By Manolo Serapio Jr

MANILA, July 14 (Reuters) - Chinese iron ore futures climbed more than 1 percent on Tuesday as steel prices recovered on hopes traders would rebuild stockpiles after a recent rout and ahead of seasonal peak demand.

Firmer futures may push benchmark spot iron ore higher later in the day, having stabilised at close to $50 a tonne on Monday after last week's dive, along with Chinese equities, to a 10-year low.

The most-traded September iron ore contract on the Dalian Commodity Exchange was up 1.1 percent at 371.50 yuan ($60) a tonne by midday, after touching a record low of 333 yuan on July 9.

Steel futures also rose. Rebar for October delivery on the Shanghai Futures Exchange gained 0.5 percent to 2,022 yuan a tonne, distancing further from last week's all-time trough of 1,891 yuan.

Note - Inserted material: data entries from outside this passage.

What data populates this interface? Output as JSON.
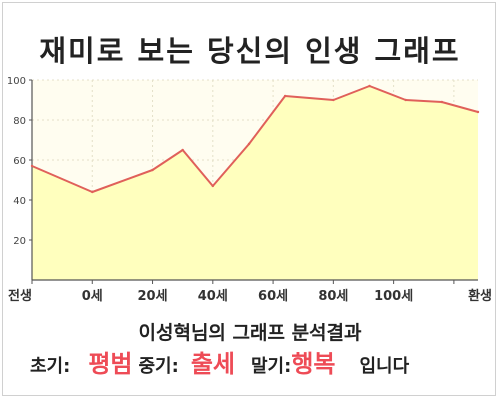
{
  "title": "재미로 보는 당신의 인생 그래프",
  "summary_title": "이성혁님의 그래프 분석결과",
  "results": {
    "early_label": "초기:",
    "early_value": "평범",
    "middle_label": "중기:",
    "middle_value": "출세",
    "late_label": "말기:",
    "late_value": "행복",
    "ending": "입니다"
  },
  "colors": {
    "line": "#e0605a",
    "fill": "#ffffbe",
    "plot_background": "#fffdf0",
    "highlight_text": "#ee4b56"
  },
  "chart_data": {
    "type": "area",
    "x": [
      0,
      10,
      20,
      25,
      30,
      36,
      42,
      50,
      56,
      62,
      68,
      74
    ],
    "values": [
      57,
      44,
      55,
      65,
      47,
      68,
      92,
      90,
      97,
      90,
      89,
      84
    ],
    "x_ticks": [
      {
        "x": 0,
        "label": "전생"
      },
      {
        "x": 10,
        "label": "0세"
      },
      {
        "x": 20,
        "label": "20세"
      },
      {
        "x": 30,
        "label": "40세"
      },
      {
        "x": 40,
        "label": "60세"
      },
      {
        "x": 50,
        "label": "80세"
      },
      {
        "x": 60,
        "label": "100세"
      },
      {
        "x": 70,
        "label": "환생"
      }
    ],
    "y_ticks": [
      20,
      40,
      60,
      80,
      100
    ],
    "xlim": [
      0,
      74
    ],
    "ylim": [
      0,
      100
    ],
    "grid": true,
    "legend": "none"
  }
}
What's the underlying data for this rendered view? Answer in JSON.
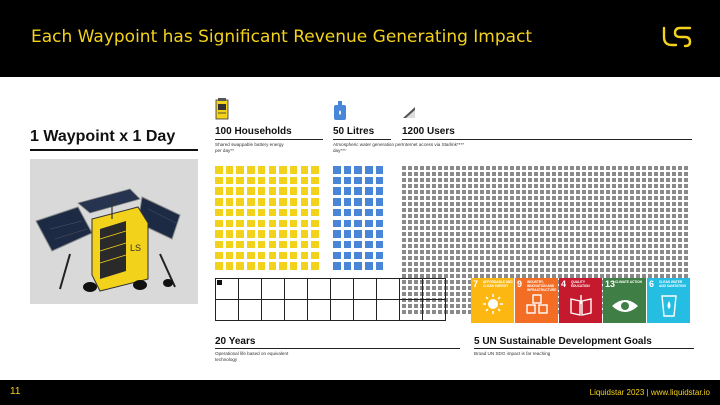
{
  "header": {
    "title": "Each Waypoint has Significant Revenue Generating Impact"
  },
  "slide": {
    "main_heading": "1 Waypoint x 1 Day",
    "columns": [
      {
        "icon": "battery-icon",
        "title": "100 Households",
        "subtitle": "Shared swappable battery energy per day**",
        "count": 100,
        "color": "#f2d21a"
      },
      {
        "icon": "water-bottle-icon",
        "title": "50 Litres",
        "subtitle": "Atmospheric water generation per day***",
        "count": 50,
        "color": "#4a86d8"
      },
      {
        "icon": "signal-icon",
        "title": "1200 Users",
        "subtitle": "Internet access via Starlink****",
        "count": 1200,
        "color": "#8a8a8a"
      }
    ],
    "lifetime": {
      "title": "20 Years",
      "subtitle": "Operational life based on equivalent technology",
      "years": 20,
      "filled": 1
    },
    "sdg": {
      "title": "5 UN Sustainable Development Goals",
      "subtitle": "Broad UN SDG impact is far reaching",
      "goals": [
        {
          "number": "7",
          "label": "AFFORDABLE AND CLEAN ENERGY",
          "color": "#fcb713",
          "icon": "sun-icon"
        },
        {
          "number": "9",
          "label": "INDUSTRY, INNOVATION AND INFRASTRUCTURE",
          "color": "#f36d25",
          "icon": "cubes-icon"
        },
        {
          "number": "4",
          "label": "QUALITY EDUCATION",
          "color": "#c5192d",
          "icon": "book-icon"
        },
        {
          "number": "13",
          "label": "CLIMATE ACTION",
          "color": "#3f7e44",
          "icon": "eye-icon"
        },
        {
          "number": "6",
          "label": "CLEAN WATER AND SANITATION",
          "color": "#26bde2",
          "icon": "water-glass-icon"
        }
      ]
    }
  },
  "footer": {
    "page_number": "11",
    "text": "Liquidstar 2023 | www.liquidstar.io"
  }
}
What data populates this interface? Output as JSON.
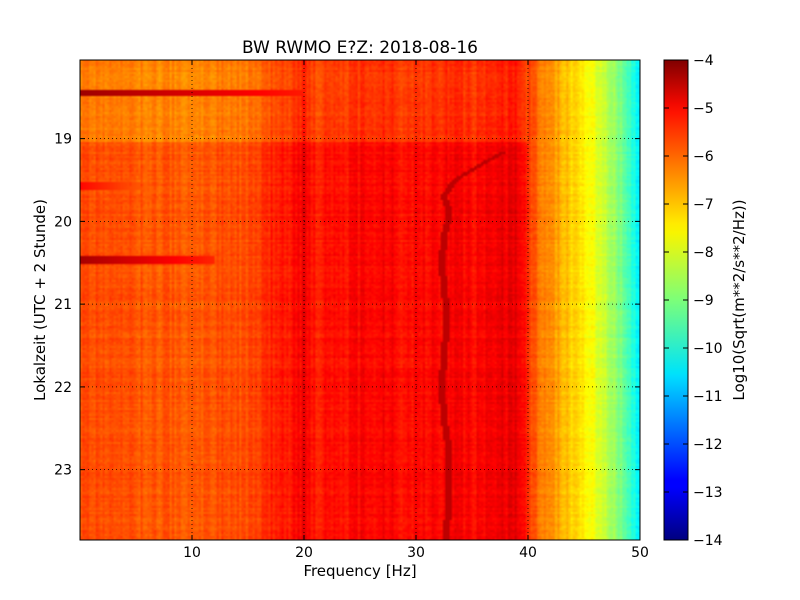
{
  "chart_data": {
    "type": "heatmap",
    "title": "BW RWMO E?Z: 2018-08-16",
    "xlabel": "Frequency [Hz]",
    "ylabel": "Lokalzeit (UTC + 2 Stunde)",
    "xlim": [
      0,
      50
    ],
    "ylim": [
      18.05,
      23.85
    ],
    "y_inverted": true,
    "x_ticks": [
      10,
      20,
      30,
      40,
      50
    ],
    "x_tick_labels": [
      "10",
      "20",
      "30",
      "40",
      "50"
    ],
    "y_ticks": [
      19,
      20,
      21,
      22,
      23
    ],
    "y_tick_labels": [
      "19",
      "20",
      "21",
      "22",
      "23"
    ],
    "grid": true,
    "colormap": "jet",
    "colorbar": {
      "label": "Log10(Sqrt(m**2/s**2/Hz))",
      "range": [
        -14,
        -4
      ],
      "ticks": [
        -4,
        -5,
        -6,
        -7,
        -8,
        -9,
        -10,
        -11,
        -12,
        -13,
        -14
      ],
      "tick_labels": [
        "−4",
        "−5",
        "−6",
        "−7",
        "−8",
        "−9",
        "−10",
        "−11",
        "−12",
        "−13",
        "−14"
      ]
    },
    "spectrum_profile": {
      "frequency_hz": [
        0,
        5,
        10,
        15,
        17,
        19,
        20,
        21,
        23,
        25,
        27,
        29,
        31,
        33,
        35,
        37,
        39,
        40,
        41,
        42,
        43,
        44,
        45,
        46,
        47,
        48,
        49,
        50
      ],
      "log_amplitude": [
        -6.0,
        -6.1,
        -6.1,
        -6.0,
        -5.6,
        -5.4,
        -5.1,
        -5.5,
        -5.4,
        -5.3,
        -5.2,
        -5.4,
        -5.3,
        -5.2,
        -5.3,
        -5.2,
        -5.0,
        -5.7,
        -6.3,
        -6.7,
        -7.0,
        -7.3,
        -7.6,
        -8.0,
        -8.4,
        -8.9,
        -9.6,
        -10.5
      ]
    },
    "tremor_line": {
      "time": [
        19.15,
        19.3,
        19.5,
        19.7,
        19.9,
        20.2,
        20.5,
        20.8,
        21.2,
        21.6,
        22.0,
        22.4,
        22.8,
        23.2,
        23.6,
        23.85
      ],
      "frequency_hz": [
        38.0,
        36.0,
        33.5,
        32.5,
        33.0,
        32.5,
        32.3,
        32.5,
        32.8,
        32.5,
        32.3,
        32.5,
        33.0,
        33.0,
        32.8,
        32.7
      ]
    },
    "events": [
      {
        "time": 18.45,
        "freq_max_hz": 20,
        "log_amplitude": -4.3
      },
      {
        "time": 20.47,
        "freq_max_hz": 12,
        "log_amplitude": -4.4
      },
      {
        "time": 19.57,
        "freq_max_hz": 8,
        "log_amplitude": -5.3
      }
    ],
    "quiet_period": {
      "time_end": 19.05,
      "log_amplitude_offset": -0.45
    }
  }
}
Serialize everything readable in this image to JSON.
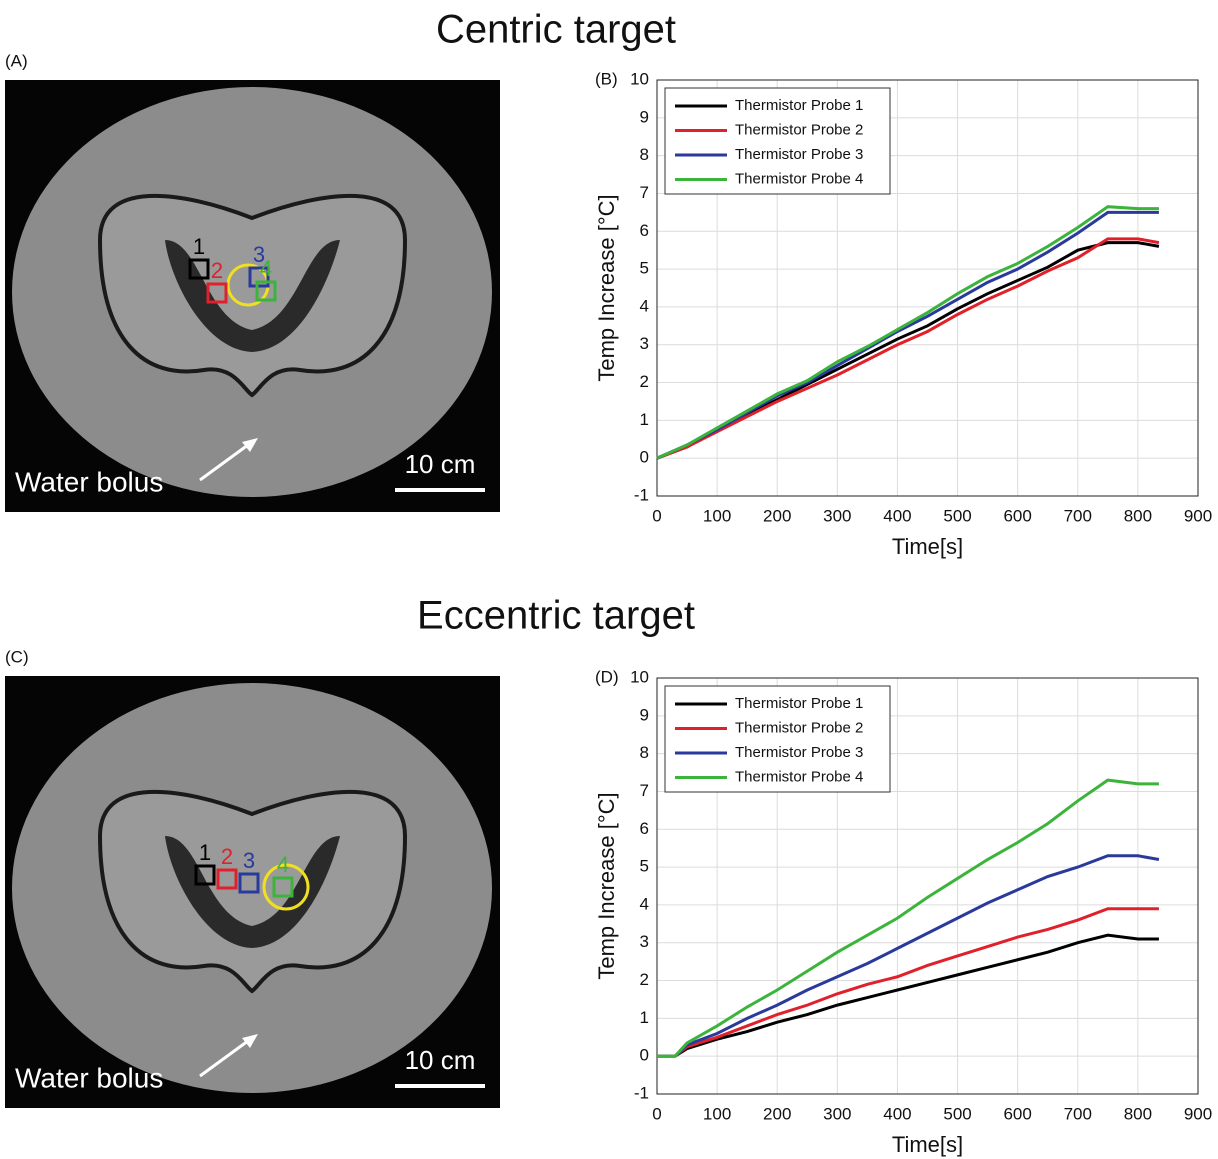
{
  "sections": [
    {
      "title": "Centric target",
      "image": {
        "panel_label": "(A)",
        "annotation": "Water bolus",
        "scale_bar": "10 cm",
        "probe_labels": [
          "1",
          "2",
          "3",
          "4"
        ]
      }
    },
    {
      "title": "Eccentric target",
      "image": {
        "panel_label": "(C)",
        "annotation": "Water bolus",
        "scale_bar": "10 cm",
        "probe_labels": [
          "1",
          "2",
          "3",
          "4"
        ]
      }
    }
  ],
  "chart_data": [
    {
      "type": "line",
      "panel_label": "(B)",
      "x_label": "Time[s]",
      "y_label": "Temp Increase [°C]",
      "x": [
        0,
        50,
        100,
        150,
        200,
        250,
        300,
        350,
        400,
        450,
        500,
        550,
        600,
        650,
        700,
        750,
        800,
        835
      ],
      "series": [
        {
          "name": "Thermistor Probe 1",
          "color": "#000000",
          "values": [
            0,
            0.3,
            0.75,
            1.15,
            1.55,
            1.95,
            2.35,
            2.75,
            3.15,
            3.5,
            3.95,
            4.35,
            4.7,
            5.05,
            5.5,
            5.7,
            5.7,
            5.6
          ]
        },
        {
          "name": "Thermistor Probe 2",
          "color": "#e0202a",
          "values": [
            0,
            0.3,
            0.7,
            1.1,
            1.5,
            1.85,
            2.2,
            2.6,
            3.0,
            3.35,
            3.8,
            4.2,
            4.55,
            4.95,
            5.3,
            5.8,
            5.8,
            5.7
          ]
        },
        {
          "name": "Thermistor Probe 3",
          "color": "#2a3a9c",
          "values": [
            0,
            0.35,
            0.75,
            1.2,
            1.65,
            2.0,
            2.45,
            2.9,
            3.35,
            3.75,
            4.2,
            4.65,
            5.0,
            5.45,
            5.95,
            6.5,
            6.5,
            6.5
          ]
        },
        {
          "name": "Thermistor Probe 4",
          "color": "#3cb43c",
          "values": [
            0,
            0.35,
            0.8,
            1.25,
            1.7,
            2.05,
            2.55,
            2.95,
            3.4,
            3.85,
            4.35,
            4.8,
            5.15,
            5.6,
            6.1,
            6.65,
            6.6,
            6.6
          ]
        }
      ],
      "xlim": [
        0,
        900
      ],
      "xticks": [
        0,
        100,
        200,
        300,
        400,
        500,
        600,
        700,
        800,
        900
      ],
      "ylim": [
        -1,
        10
      ],
      "yticks": [
        -1,
        0,
        1,
        2,
        3,
        4,
        5,
        6,
        7,
        8,
        9,
        10
      ],
      "grid": true,
      "legend": "upper-left"
    },
    {
      "type": "line",
      "panel_label": "(D)",
      "x_label": "Time[s]",
      "y_label": "Temp Increase [°C]",
      "x": [
        0,
        30,
        50,
        100,
        150,
        200,
        250,
        300,
        350,
        400,
        450,
        500,
        550,
        600,
        650,
        700,
        750,
        800,
        835
      ],
      "series": [
        {
          "name": "Thermistor Probe 1",
          "color": "#000000",
          "values": [
            0,
            0,
            0.2,
            0.45,
            0.65,
            0.9,
            1.1,
            1.35,
            1.55,
            1.75,
            1.95,
            2.15,
            2.35,
            2.55,
            2.75,
            3.0,
            3.2,
            3.1,
            3.1
          ]
        },
        {
          "name": "Thermistor Probe 2",
          "color": "#e0202a",
          "values": [
            0,
            0,
            0.25,
            0.5,
            0.8,
            1.1,
            1.35,
            1.65,
            1.9,
            2.1,
            2.4,
            2.65,
            2.9,
            3.15,
            3.35,
            3.6,
            3.9,
            3.9,
            3.9
          ]
        },
        {
          "name": "Thermistor Probe 3",
          "color": "#2a3a9c",
          "values": [
            0,
            0,
            0.3,
            0.6,
            1.0,
            1.35,
            1.75,
            2.1,
            2.45,
            2.85,
            3.25,
            3.65,
            4.05,
            4.4,
            4.75,
            5.0,
            5.3,
            5.3,
            5.2
          ]
        },
        {
          "name": "Thermistor Probe 4",
          "color": "#3cb43c",
          "values": [
            0,
            0,
            0.35,
            0.8,
            1.3,
            1.75,
            2.25,
            2.75,
            3.2,
            3.65,
            4.2,
            4.7,
            5.2,
            5.65,
            6.15,
            6.75,
            7.3,
            7.2,
            7.2
          ]
        }
      ],
      "xlim": [
        0,
        900
      ],
      "xticks": [
        0,
        100,
        200,
        300,
        400,
        500,
        600,
        700,
        800,
        900
      ],
      "ylim": [
        -1,
        10
      ],
      "yticks": [
        -1,
        0,
        1,
        2,
        3,
        4,
        5,
        6,
        7,
        8,
        9,
        10
      ],
      "grid": true,
      "legend": "upper-left"
    }
  ]
}
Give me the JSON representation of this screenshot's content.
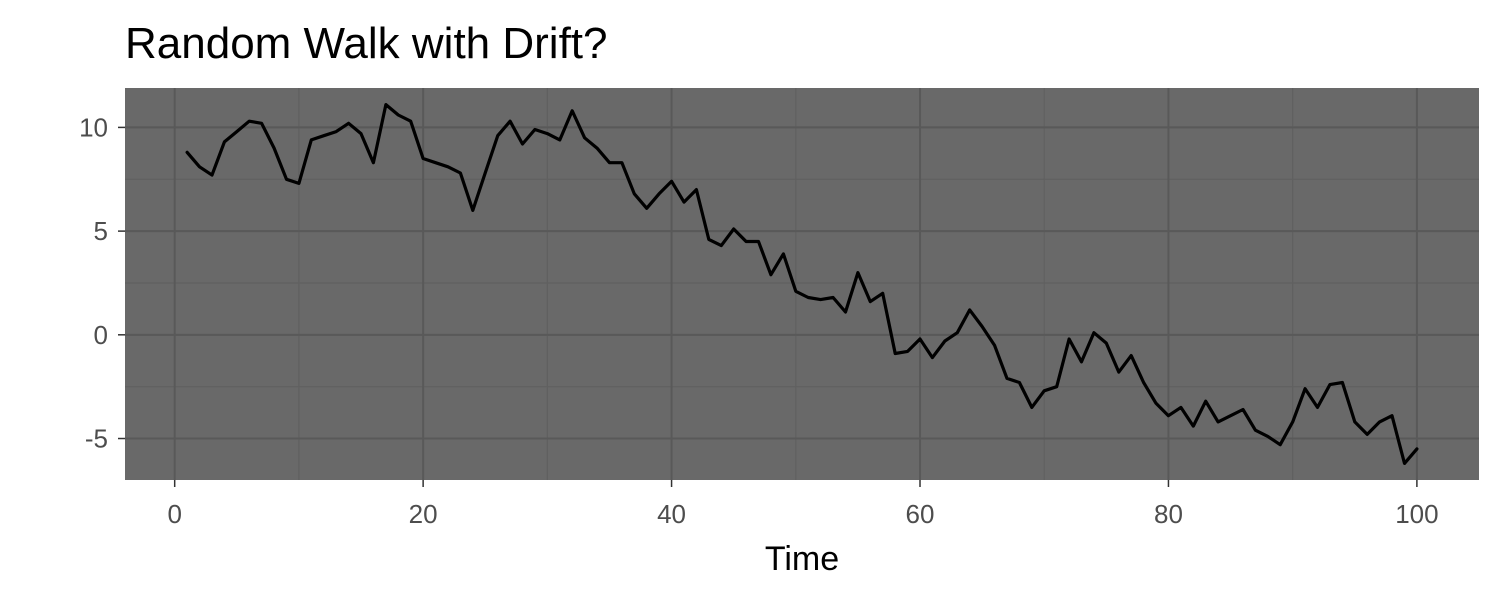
{
  "chart_data": {
    "type": "line",
    "title": "Random Walk with Drift?",
    "xlabel": "Time",
    "ylabel": "",
    "xlim": [
      -4,
      105
    ],
    "ylim": [
      -7,
      11.9
    ],
    "x_ticks": [
      0,
      20,
      40,
      60,
      80,
      100
    ],
    "y_ticks": [
      10,
      5,
      0,
      -5
    ],
    "y_tick_labels": [
      "10",
      "5",
      "0",
      "-5"
    ],
    "x_tick_labels": [
      "0",
      "20",
      "40",
      "60",
      "80",
      "100"
    ],
    "grid": true,
    "panel_color": "#696969",
    "major_grid_color": "#595959",
    "minor_grid_color": "#606060",
    "line_color": "#000000",
    "series": [
      {
        "x": [
          1,
          2,
          3,
          4,
          5,
          6,
          7,
          8,
          9,
          10,
          11,
          12,
          13,
          14,
          15,
          16,
          17,
          18,
          19,
          20,
          21,
          22,
          23,
          24,
          25,
          26,
          27,
          28,
          29,
          30,
          31,
          32,
          33,
          34,
          35,
          36,
          37,
          38,
          39,
          40,
          41,
          42,
          43,
          44,
          45,
          46,
          47,
          48,
          49,
          50,
          51,
          52,
          53,
          54,
          55,
          56,
          57,
          58,
          59,
          60,
          61,
          62,
          63,
          64,
          65,
          66,
          67,
          68,
          69,
          70,
          71,
          72,
          73,
          74,
          75,
          76,
          77,
          78,
          79,
          80,
          81,
          82,
          83,
          84,
          85,
          86,
          87,
          88,
          89,
          90,
          91,
          92,
          93,
          94,
          95,
          96,
          97,
          98,
          99,
          100
        ],
        "values": [
          8.8,
          8.1,
          7.7,
          9.3,
          9.8,
          10.3,
          10.2,
          9.0,
          7.5,
          7.3,
          9.4,
          9.6,
          9.8,
          10.2,
          9.7,
          8.3,
          11.1,
          10.6,
          10.3,
          8.5,
          8.3,
          8.1,
          7.8,
          6.0,
          7.8,
          9.6,
          10.3,
          9.2,
          9.9,
          9.7,
          9.4,
          10.8,
          9.5,
          9.0,
          8.3,
          8.3,
          6.8,
          6.1,
          6.8,
          7.4,
          6.4,
          7.0,
          4.6,
          4.3,
          5.1,
          4.5,
          4.5,
          2.9,
          3.9,
          2.1,
          1.8,
          1.7,
          1.8,
          1.1,
          3.0,
          1.6,
          2.0,
          -0.9,
          -0.8,
          -0.2,
          -1.1,
          -0.3,
          0.1,
          1.2,
          0.4,
          -0.5,
          -2.1,
          -2.3,
          -3.5,
          -2.7,
          -2.5,
          -0.2,
          -1.3,
          0.1,
          -0.4,
          -1.8,
          -1.0,
          -2.3,
          -3.3,
          -3.9,
          -3.5,
          -4.4,
          -3.2,
          -4.2,
          -3.9,
          -3.6,
          -4.6,
          -4.9,
          -5.3,
          -4.2,
          -2.6,
          -3.5,
          -2.4,
          -2.3,
          -4.2,
          -4.8,
          -4.2,
          -3.9,
          -6.2,
          -5.5
        ]
      }
    ]
  }
}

China's slowing economy, forecast to have grown at a six-year low of 6.9 percent in the second quarter, and a cooling property sector have hit demand for steel which shrank around 5 percent in January-May, roiling prices and squeezing mills' margins.

"Looking ahead, the steel restocking demand ahead of September peak season and recovery of housing market will help revive domestic demand," Argonaut Securities analyst Helen Lau said in a note, referring to top steel consumer China.

A drop in iron ore prices to below $50 a tonne also spurred some buyers, including Chinese mills looking to replenish inventories, traders said.

Iron ore for immediate delivery to China's Tianjin port .IO62-CNI=SI was unchanged at $49.90 a tonne on Monday, according to The Steel Index (TSI). The benchmark touched $44.10 last week, the lowest on record since TSI began compiling the data. Based on annual pricing that preceded the current spot-based system, it was the lowest since 2005, according to data compiled by Goldman Sachs.

Faced with tumbling prices, Vale, the world's largest iron ore producer, will replace 25 million tonnes a year of higher-cost production with cheaper tonnes.

"The shift in focus towards maximising margins, rather than maintaining volume at any cost, may provide some support to prices in near term," ANZ Bank said in a note.